Kansas lawmakers should bring to a halt “short-sighted” efforts by state senators to modify how state appellate judges are selected, argues a Wichita Eagle editorial.
Judicial candidates are currently vetted by a nominating commission comprised of four gubernatorial appointees, and five attorneys licensed to practice law in Kansas. A list of three names is then sent to the governor to choose from.
Gov. Sam Brownback declared earlier this year that the selection method fails “the democracy test,” the editorial notes, and wants to eliminate the judicial nominating commission.
“The commission is designed to ensure the conduct of the executive branch does not threaten the integrity of the judicial branch,” said U.S. 10th Circuit Court of Appeals Judge Terrence O’Brien.
The editorial argues that judges who are nominated by the governor would “have to curry favor with senators” in order to be confirmed.

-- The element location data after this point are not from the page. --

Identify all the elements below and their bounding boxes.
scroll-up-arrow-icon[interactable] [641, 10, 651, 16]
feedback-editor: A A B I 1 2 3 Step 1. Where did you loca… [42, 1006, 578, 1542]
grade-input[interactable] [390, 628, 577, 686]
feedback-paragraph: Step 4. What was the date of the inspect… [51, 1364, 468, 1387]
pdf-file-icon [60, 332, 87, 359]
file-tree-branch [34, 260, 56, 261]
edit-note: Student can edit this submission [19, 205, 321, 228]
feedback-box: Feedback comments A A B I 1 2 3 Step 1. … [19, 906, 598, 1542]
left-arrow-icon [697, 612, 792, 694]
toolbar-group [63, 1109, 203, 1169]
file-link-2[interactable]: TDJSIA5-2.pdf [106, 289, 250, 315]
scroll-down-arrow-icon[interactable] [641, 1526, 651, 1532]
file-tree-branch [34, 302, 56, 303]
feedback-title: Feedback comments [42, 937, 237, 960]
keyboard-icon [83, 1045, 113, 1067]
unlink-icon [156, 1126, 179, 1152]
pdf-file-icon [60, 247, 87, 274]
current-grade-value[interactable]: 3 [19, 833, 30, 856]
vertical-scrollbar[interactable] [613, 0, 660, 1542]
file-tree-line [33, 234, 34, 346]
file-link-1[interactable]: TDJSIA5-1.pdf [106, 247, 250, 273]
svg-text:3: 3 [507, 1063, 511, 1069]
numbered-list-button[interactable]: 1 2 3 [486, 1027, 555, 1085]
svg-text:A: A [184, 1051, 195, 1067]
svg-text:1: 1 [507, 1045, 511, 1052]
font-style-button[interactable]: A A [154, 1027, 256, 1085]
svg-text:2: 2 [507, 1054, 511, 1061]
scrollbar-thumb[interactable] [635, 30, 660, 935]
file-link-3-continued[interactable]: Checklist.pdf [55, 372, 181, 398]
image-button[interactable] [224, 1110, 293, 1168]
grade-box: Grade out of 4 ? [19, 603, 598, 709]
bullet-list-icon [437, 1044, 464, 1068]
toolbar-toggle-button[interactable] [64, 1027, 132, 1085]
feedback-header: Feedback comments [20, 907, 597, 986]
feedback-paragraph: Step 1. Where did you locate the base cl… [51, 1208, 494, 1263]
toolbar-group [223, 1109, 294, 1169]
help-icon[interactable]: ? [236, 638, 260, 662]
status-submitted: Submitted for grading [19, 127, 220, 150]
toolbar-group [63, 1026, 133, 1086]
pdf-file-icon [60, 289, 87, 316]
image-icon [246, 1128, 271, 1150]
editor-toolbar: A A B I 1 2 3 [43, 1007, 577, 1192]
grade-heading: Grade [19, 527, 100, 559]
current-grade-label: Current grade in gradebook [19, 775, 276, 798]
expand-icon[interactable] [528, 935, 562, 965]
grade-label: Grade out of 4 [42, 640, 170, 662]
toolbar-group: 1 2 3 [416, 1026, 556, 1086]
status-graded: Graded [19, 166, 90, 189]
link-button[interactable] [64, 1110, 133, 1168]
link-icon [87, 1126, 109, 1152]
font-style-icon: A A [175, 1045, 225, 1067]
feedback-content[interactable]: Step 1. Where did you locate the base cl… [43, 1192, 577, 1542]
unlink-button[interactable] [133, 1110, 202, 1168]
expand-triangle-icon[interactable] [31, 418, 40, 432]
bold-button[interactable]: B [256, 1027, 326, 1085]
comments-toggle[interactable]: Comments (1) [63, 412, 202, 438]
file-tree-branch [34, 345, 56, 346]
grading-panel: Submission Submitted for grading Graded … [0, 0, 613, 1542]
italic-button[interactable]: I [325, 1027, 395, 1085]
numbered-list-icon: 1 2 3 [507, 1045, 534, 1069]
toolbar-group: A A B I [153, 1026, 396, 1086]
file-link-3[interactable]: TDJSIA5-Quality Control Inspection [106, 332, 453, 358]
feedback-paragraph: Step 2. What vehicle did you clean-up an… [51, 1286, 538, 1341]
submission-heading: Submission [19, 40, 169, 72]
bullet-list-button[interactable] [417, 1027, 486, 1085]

A Winfield Daily Courier editorial calls this determination to end Kansas’s merit-based system a tactic by conservative legislators “to punish the courts” for demanding an increase in school funding.
Kansas voters should oppose a constitutional amendment which would give power over the judiciary to the governor, it argues.
KCPT: The Local Show interviewed former state Sen. John Vratil who said that Brownback “wants to control the selection of appellate court judges.”
Vratil went on to say that Brownback fears a decision by the courts on funding for Kansas schools, leading to his desire to control who sits on the bench.